The trouble with lightning weekend visits is that there really isn’t much time for anything. This is a shame when the place is one you’ve never visited before and will probably not have the opportunity to visit again. It is a double shame when the place is peopled by kindred spirits and is as historically interesting and as dramatically beautiful as Edinburgh.
Edinburgh city is small, featured by imposing stone buildings, glimpses of distant steep green hills with jutting rocks, expansive green parks with spreading trees, ancient ruins, spectacular monuments and castles.

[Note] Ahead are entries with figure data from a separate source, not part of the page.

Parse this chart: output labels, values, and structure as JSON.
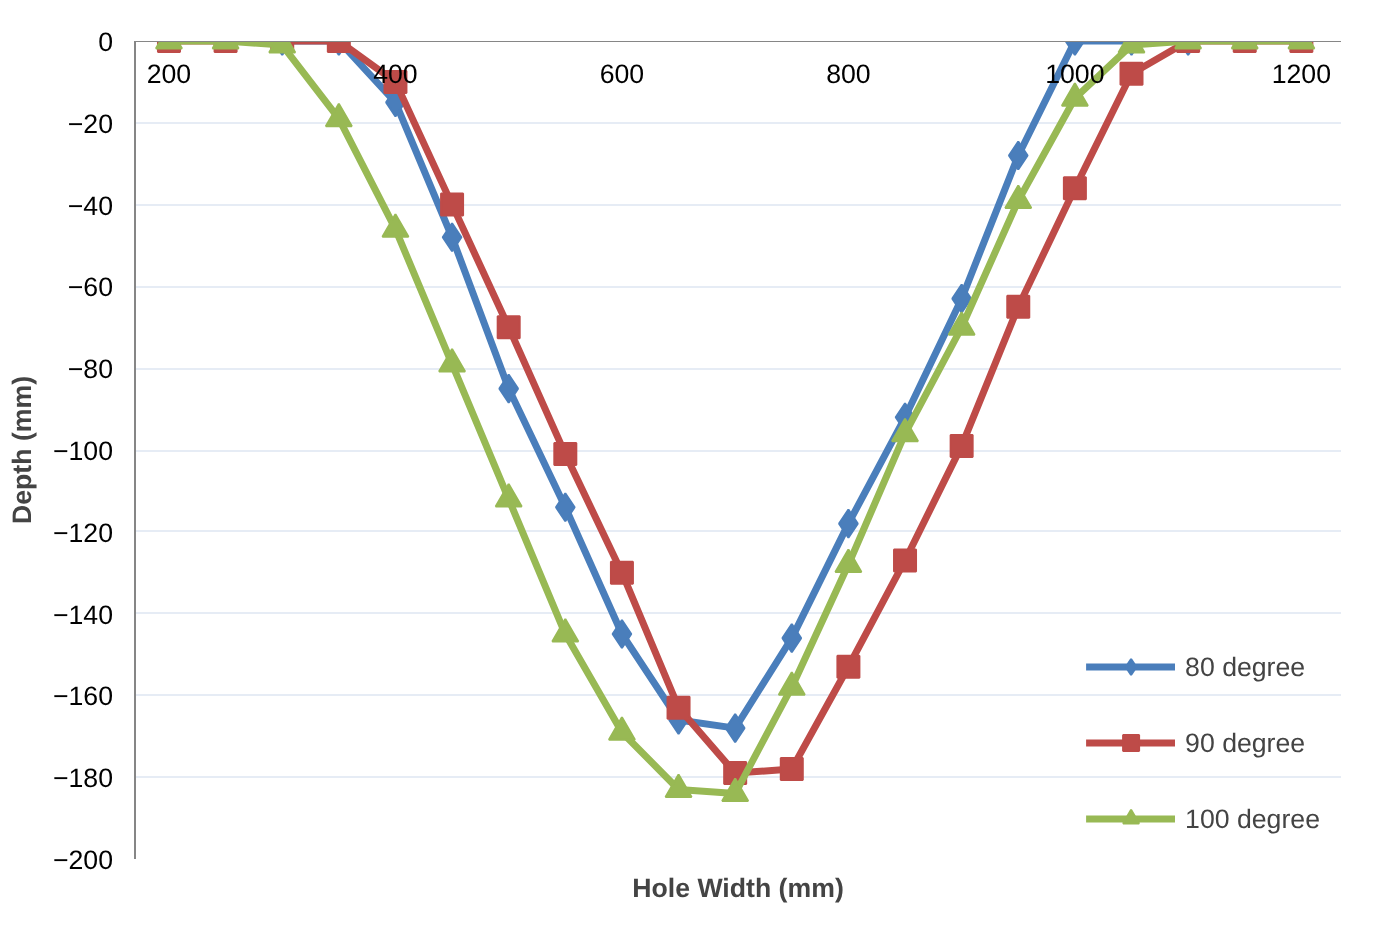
{
  "chart_data": {
    "type": "line",
    "xlabel": "Hole Width (mm)",
    "ylabel": "Depth (mm)",
    "x": [
      200,
      250,
      300,
      350,
      400,
      450,
      500,
      550,
      600,
      650,
      700,
      750,
      800,
      850,
      900,
      950,
      1000,
      1050,
      1100,
      1150,
      1200
    ],
    "xlim": [
      170,
      1235
    ],
    "xticks": [
      200,
      400,
      600,
      800,
      1000,
      1200
    ],
    "ylim": [
      -200,
      0
    ],
    "yticks": [
      -200,
      -180,
      -160,
      -140,
      -120,
      -100,
      -80,
      -60,
      -40,
      -20,
      0
    ],
    "grid": "y",
    "legend": "bottom right",
    "line_style": "solid",
    "series": [
      {
        "name": "80 degree",
        "color": "#4a7ebb",
        "marker": "diamond",
        "values": [
          null,
          null,
          0,
          0,
          -15,
          -48,
          -85,
          -114,
          -145,
          -166,
          -168,
          -146,
          -118,
          -92,
          -63,
          -28,
          0,
          0,
          0,
          null,
          null
        ]
      },
      {
        "name": "90 degree",
        "color": "#be4b48",
        "marker": "square",
        "values": [
          0,
          0,
          0,
          0,
          -10,
          -40,
          -70,
          -101,
          -130,
          -163,
          -179,
          -178,
          -153,
          -127,
          -99,
          -65,
          -36,
          -8,
          0,
          0,
          0
        ]
      },
      {
        "name": "100 degree",
        "color": "#98b954",
        "marker": "triangle",
        "values": [
          0,
          0,
          -1,
          -19,
          -46,
          -79,
          -112,
          -145,
          -169,
          -183,
          -184,
          -158,
          -128,
          -96,
          -70,
          -39,
          -14,
          -1,
          0,
          0,
          0
        ]
      }
    ]
  }
}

Edinburgh is hilly, with labyrinths of lanes and passages with worn stone steps. The best and the best way to explore it is on foot
We took the touristic walk up the Royal Mile from Holyrood Palace at one end, to Edinburgh Castle at the other, missing one extraordinary Edinburgh opportunity after another as we went.
There wasn’t time to see the weaving exhibition at the Tartan Mill and a run round two of its four floors threw up a dozen or more fabulous knitted and woven wonders that we couldn’t possibly carry in our limited luggage. Over at the road at the Whiskey House, we just missed the tasting tour. We didn’t have time for the tour of Edinburgh Castle and missed the famous Tatoo by a month.
We did our best to re-cap at least one lost experience and ducked into a bar half-way down the hill to sample some real Scottish Whiskey. Highland Park was the recommendation of the Texan Barmaid and a very good recommendation it was too.
With a wee bit of fire in our bellies we wound off down the hill, passing a statue of Greyfrairs Bobby and a bar of the same name, through the Grassmarket and Fountainhead and finally to hallowed Rugby Ground at Murrayfield.